To those of you lucky enough to have received your Framework 16 as I have, I’m wondering if anyone has figured out how to perform QMK configuration using VIA’s web platform.
I’m running Fedora 39. I’ve tried several Chromium browsers including Brave, Ungoogled Chromium, Chromium, and Google Chrome. I see the dialog where I choose my keyboard and click Connect. The dialog closes and nothing happens. The web page still shows the weird graphic that rolls back and forth. If I click Authorize Device again, the dialog now shows that the keyboard is paired, but still nothing happens.
Does the Framework 16 not ship with the necessary firmware? Is there an incompatibility with Fedora or Linux? Am I being thick?
Edit: I just discovered the Framework domain keyboard.frame.work which seems like a wrapper for usevia.app. Anyway, I tried it there and it still fails, but at least I get an error message there. I see the following two errors:
19:08:28.158
Failed to open the device.
Device: Framework Laptop 16 Keyboard Module - ANSI
Vid: 0x32AC
Pid: 0x0012
19:08:28.169
Received invalid protocol version from device
Device: Framework Laptop 16 Keyboard Module - ANSI
Vid: 0x32AC
Pid: 0x0012
You need to make sure that you’ve correctly configured your udev rules. the QMK repo has a copy that you should be able to copy directly into your conf.d folder and then reload the udev rules and then it should work.
The Framework keyboards do not work by default on the general Via site. The board definition files haven’t been added for them to be automatically recognized. keyboard.frame.work is a Framework hosted copy.
@MJ1 I had tried that rules file after @undermark5 suggested it, but that didn’t do the trick. Thanks for the tip about keyboard.frame.work though, that did eventually work once I found the right udev rule. See below.
Since the udev rule at the QMK Github didn’t work, I ended up finding a Vial tutorial that ended up doing the trick for me. I followed the instructions here to make a device-specific rule here: Configuring udev on Linux - Vial
The rule that I ended up creating that works looks like this:
I am having the same problem but without a solution yet .
I use Ubuntu 22.04. I have the udev rules from qmk installed and reloaded. I also tried that additional udev rule above (tweaked to my user group just to see if it works). But to no avail.

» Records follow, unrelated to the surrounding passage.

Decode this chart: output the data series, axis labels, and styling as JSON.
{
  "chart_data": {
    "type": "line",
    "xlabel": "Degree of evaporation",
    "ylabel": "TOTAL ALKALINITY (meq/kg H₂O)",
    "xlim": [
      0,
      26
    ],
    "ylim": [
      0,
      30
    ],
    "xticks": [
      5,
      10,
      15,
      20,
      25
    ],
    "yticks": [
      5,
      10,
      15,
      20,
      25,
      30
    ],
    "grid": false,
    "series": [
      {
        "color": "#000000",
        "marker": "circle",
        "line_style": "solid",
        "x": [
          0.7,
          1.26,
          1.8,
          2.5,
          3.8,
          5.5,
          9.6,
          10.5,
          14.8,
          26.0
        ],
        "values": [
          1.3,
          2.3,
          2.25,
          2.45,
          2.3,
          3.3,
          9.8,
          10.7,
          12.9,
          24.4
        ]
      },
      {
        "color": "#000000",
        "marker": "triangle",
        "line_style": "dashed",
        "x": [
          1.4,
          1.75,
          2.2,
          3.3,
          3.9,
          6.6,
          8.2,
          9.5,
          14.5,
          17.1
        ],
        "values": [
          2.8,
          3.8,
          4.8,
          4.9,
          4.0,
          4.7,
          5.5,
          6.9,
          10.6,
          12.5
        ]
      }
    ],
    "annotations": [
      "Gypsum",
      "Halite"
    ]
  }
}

The framework VIA page shows the same errors:
23:33:21.132
Failed to open the device.
Device: Framework Laptop 16 Keyboard Module - ANSI
Vid: 0x32AC
Pid: 0x0012
23:33:21.146
Received invalid protocol version from device
Device: Framework Laptop 16 Keyboard Module - ANSI
Vid: 0x32AC
Pid: 0x0012
In addition, chrome page chrome://device-log/ shows:
[23:26:14] Failed to open '/dev/hidraw3': FILE_ERROR_ACCESS_DENIED
[23:26:14] Access denied opening device read-write, trying read-only.
I was going to ask if your browser was installed as a normal package.
Snaps can have permission issues. And some snap browser builds just leave out WebHID support. It’s been reported that the snap Brave browser build does. What does this page say for you? https://webapicheck.com/apis/webhid-api
For your udev rule, you have GROUP="lexa"?
If neither of those are the problem, you could try just changing permissions on /dev/hidraw3. Mine is crw-rw-rw-+ on LinuxMint.
It works! Using deb package from google chrome itself…
So. that does indeed point to a snap permission issue (once again, snap is the culprit of something mysteriously not working…).
Via requires a browser with WebHID enabled. It works in Chrome, Edge, and other Google Chromium-based browsers.
Firefox has chosen not to enable WebHID.
Mozilla, which makes Firefox, believes that websites should not have low level access to hardware, so they have chosen not to enable WebHID, for the same reasons that they don’t support WebUSB.
Because many USB devices are not designed to handle potentially-malicious interactions over the USB protocols and because those devices can have significant effects on the computer they’re connected to, we believe that the security risks of exposing USB devices to the Web are too broad to risk exposing users to them or to explain properly to end users to obtain meaningful informed consent. It also poses risks that sites could use USB device identity or data stored on USB devices as tracking identifiers.
Via has an electron wrapper that could also be used github.com/the-via/releases/releases (you need to load the Framework draft definition). But I found it hard to get it to detect a keyboard reliably.
One of the reason I much prefer Vial. It has desktop apps for Windows, Linux, Mac. Doesn’t rely on a website and giving it low level access to hardware. Though Vial does still offer a website configurer if you so desire.